X+Y = 100 (assuming that the total mixture is 100 since this is a % question this makes it simple)

0.4X + 0.25Y = 30 (this comes from the fact that 40% of X + 25% of Y will give you 30% of total)

solve for X from the two equations to get X = 33.333 = 33 1/3

Is B the correct answer?

vinviper1 wrote:Seed nuxtyre X us 40% ryegrass and 60 % blue grewass by weight; seed mixture Y is 25% ryegrass and 75% fescue. if a mixture of X and Y contains 30 % ryegrass, what percent of the weight of the mixture is X?
10
33 1/3
40
50
66 2/3

Wanted to see if there is a better way than OG.

THANKS!

I want to start by focusing on:

Wanted to see if there is a better way than OG.

There's pretty much ALWAYS a better way than the OG.

The OG is a good source of questions. The OG is a horrible source of explanations.

Now on to the question.

If we use common sense, this question requires almost 0 math and takes very little time.

We can look at this problem as one involving weighted averages.

X: 40% ryegrass
Y: 25% ryegrass
Mixture: 30% ryegrass

The first thing we note is that the % in the final mixture is closer to Y than to X. Therefore, there must be more Y than X in the mixture. Quickly eliminate (d) and (e).

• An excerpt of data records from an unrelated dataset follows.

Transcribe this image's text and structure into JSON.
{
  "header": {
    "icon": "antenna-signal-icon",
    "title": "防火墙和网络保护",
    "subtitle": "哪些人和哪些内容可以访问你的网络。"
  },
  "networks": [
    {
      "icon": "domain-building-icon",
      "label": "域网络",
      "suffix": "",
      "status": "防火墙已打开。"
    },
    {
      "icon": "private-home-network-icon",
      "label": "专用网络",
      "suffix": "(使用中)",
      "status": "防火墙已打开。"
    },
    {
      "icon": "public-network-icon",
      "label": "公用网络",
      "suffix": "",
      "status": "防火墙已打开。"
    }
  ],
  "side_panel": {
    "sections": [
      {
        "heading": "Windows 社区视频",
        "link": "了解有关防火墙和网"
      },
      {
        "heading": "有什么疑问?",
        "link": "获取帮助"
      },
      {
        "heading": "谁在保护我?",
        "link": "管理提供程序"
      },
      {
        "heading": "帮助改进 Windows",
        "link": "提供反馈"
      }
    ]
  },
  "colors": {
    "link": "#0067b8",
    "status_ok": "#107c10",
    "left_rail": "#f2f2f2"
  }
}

If we draw a number line we can see the exact relationships:

Y ---5---- Mix ------10--------X

X is twice as far from the average than Y. Therefore, Y has twice as much weight as X does in the final mixture.

So, the ratio of Y:X is 2:1, which means that X makes up 1/3 of the mixture: choose (b).

* * *

A few extra examples to clarify how this works:

A --- 5---- Mix ---------15------- B

B is 3 times as far from the average as A; A has 3 times as much weight as B. Ratio of A:B = 3:1

C ----- 10 ------ Mix ----------15-----------D

D is 1.5 times as far from the average as C; C has 1.5 times as much weight as D. Ratio of C:D = 1.5:1 = 3:2

E ---3--- Mix -----5----- F

F is 5/3 as far from the average as E; E has 5/3 times as much weight as F. Ratio of E:F = 5/3:1 = 5:3

In fact, this last example demonstrates that we can just flip the actual distances to get the ratio.

Actual question after flipping distances... Y:X = 10:5 = 2:1

From the examples above, after flipping distances:

A:B = 15:5 = 3:1
C:D = 15:10 = 3:2
E:F = 5:3

I appreciate the time on this Stu. IT has really cleared it up and wow is that better than the OGs explanation

Stu -

didn't quite understand the Number Line...approach.

Y----5----mix-------10-----X ????

Can you PLEASE explain.

Stu -

didn't quite understand the Number Line...approach.

Y----5----mix-------10-----X ????

Can you PLEASE explain.

GMAT_crusher wrote:Stu -

didn't quite understand the Number Line...approach.

Y----5----mix-------10-----X ????

Can you PLEASE explain.

The concentration of Y was 5% below that of the mixture. The concentration of X was 10% above that of the mixture.

If anything else needs clarification, let me know.